Polynomial Interpolation with Equally Spaced Points
Large oscillations are observed near the edges as the degree of the polynomial increases. This confirms the instability of polynomial interpolation with equidistant points, as predicted by Runge's Phenomenon [RUN 01] [RUN 02].
Polynomial Interpolation with Chebyshev Points
Oscillations are significantly reduced, and the approximation is much closer to the true function.
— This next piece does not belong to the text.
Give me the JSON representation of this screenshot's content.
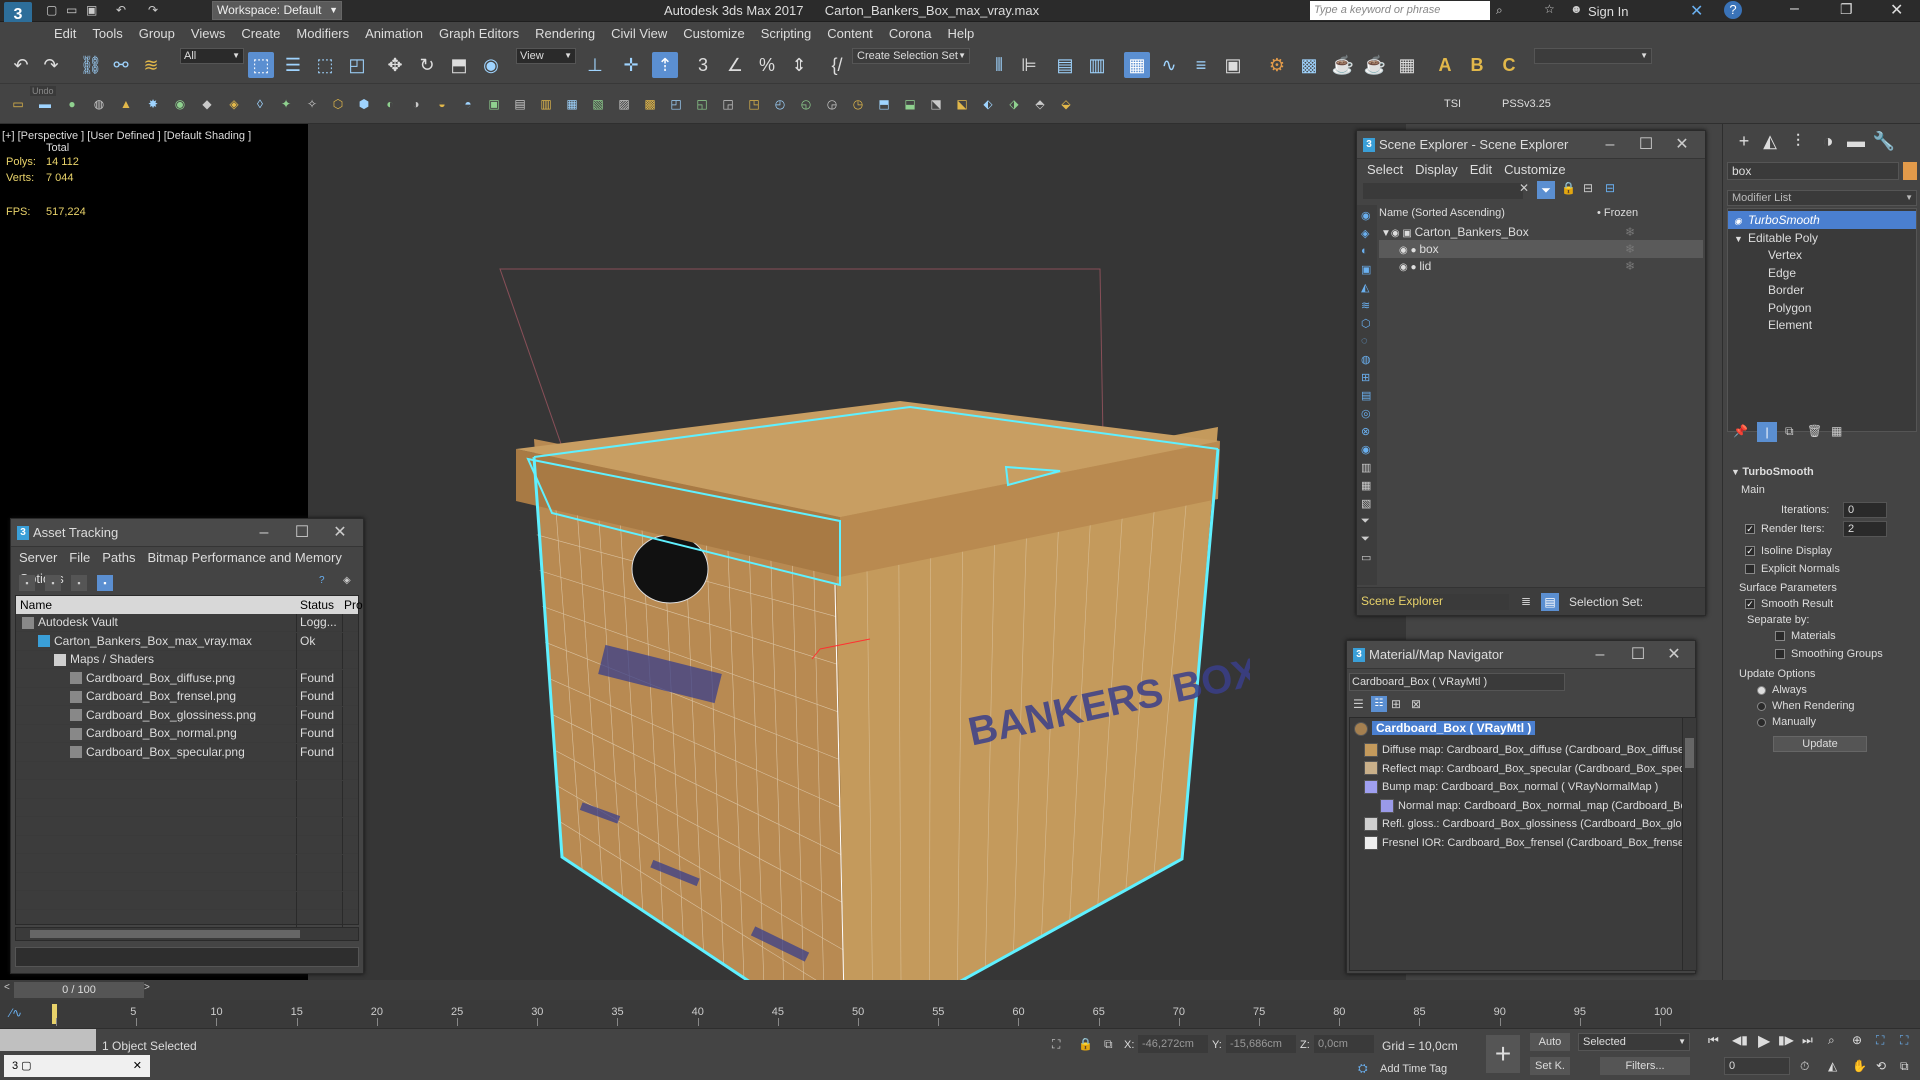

Chebyshev points ensure that the polynomial interpolant converges uniformly to the target function [RUN 04] [RUN 05].
Piecewise Linear and Spline Interpolation
Piecewise Linear: Produces a continuous but non-smooth approximation.
Cubic Spline: Provides a smooth curve, better capturing the true function’s shape without oscillations [RUN 06].
Radial Basis Function Interpolation
Achieves smooth and accurate interpolation for scattered data but may be slower for larger datasets [RUN 05] [RUN 06].
Fourier Series Interpolation
Provides excellent results for periodic data but may introduce artifacts (Gibbs' Phenomenon) near discontinuities [RUN 06].
Conclusion
Runge's Phenomenon: Polynomial interpolation with equidistant points leads to significant oscillations, particularly near the interval edges [RUN 01] [RUN 02].
Chebyshev Points: Using Chebyshev nodes effectively mitigates oscillations, providing a more accurate polynomial approximation [RUN 04] [RUN 05].
Alternative Methods: Piecewise linear, cubic spline, radial basis function, and Fourier series interpolation offer various advantages depending on the data and application [RUN 06].
General Understanding:
Appropriate node selection and alternative techniques are essential for stable and accurate approximations. Interpolation using high-degree polynomials is not always the best option. Appropriate node selection and alternative techniques are essential for stable and accurate approximations. Runge's Phenomenon demonstrates that interpolation with increasing polynomial degree can result in significant oscillations, especially near the edges of an interval. This behaviour exemplifies the risk of over-fitting, where a model fits training data too closely but performs poorly on unseen data. The oscillatory behaviour is reduced and the function is more accurately and steadily approximated when Chebyshev nodes are used instead of evenly spaced points. Through edge smoothing, this technique reduces the likelihood of over-fitting.
Bibliography
1. [RUN 01] Runge, C. (1901). On the Theory of Interpolation. Mathematische Annalen.
2. [RUN 02] Trefethen, L. N. (2013). Approximation Theory and Approximation Practice. SIAM.
3. [RUN 03] Boyd, J. P., & Ong, J. R. (2009). Exponentially-Convergent Strategies for Defeating the Runge Phenomenon. Communications in Computational Physics.
4. [RUN 04]Chebyshev, P. L. (1859). On Interpolation by the Method of Least Squares. Journal of Applied Mathematics.
5. [RUN 05] Tikhonov, A. N. (1943). Regularization of Ill-Posed Problems. Soviet Mathematics.
6. [RUN 06] de Boor, C. (2001). A Practical Guide to Splines. Springer.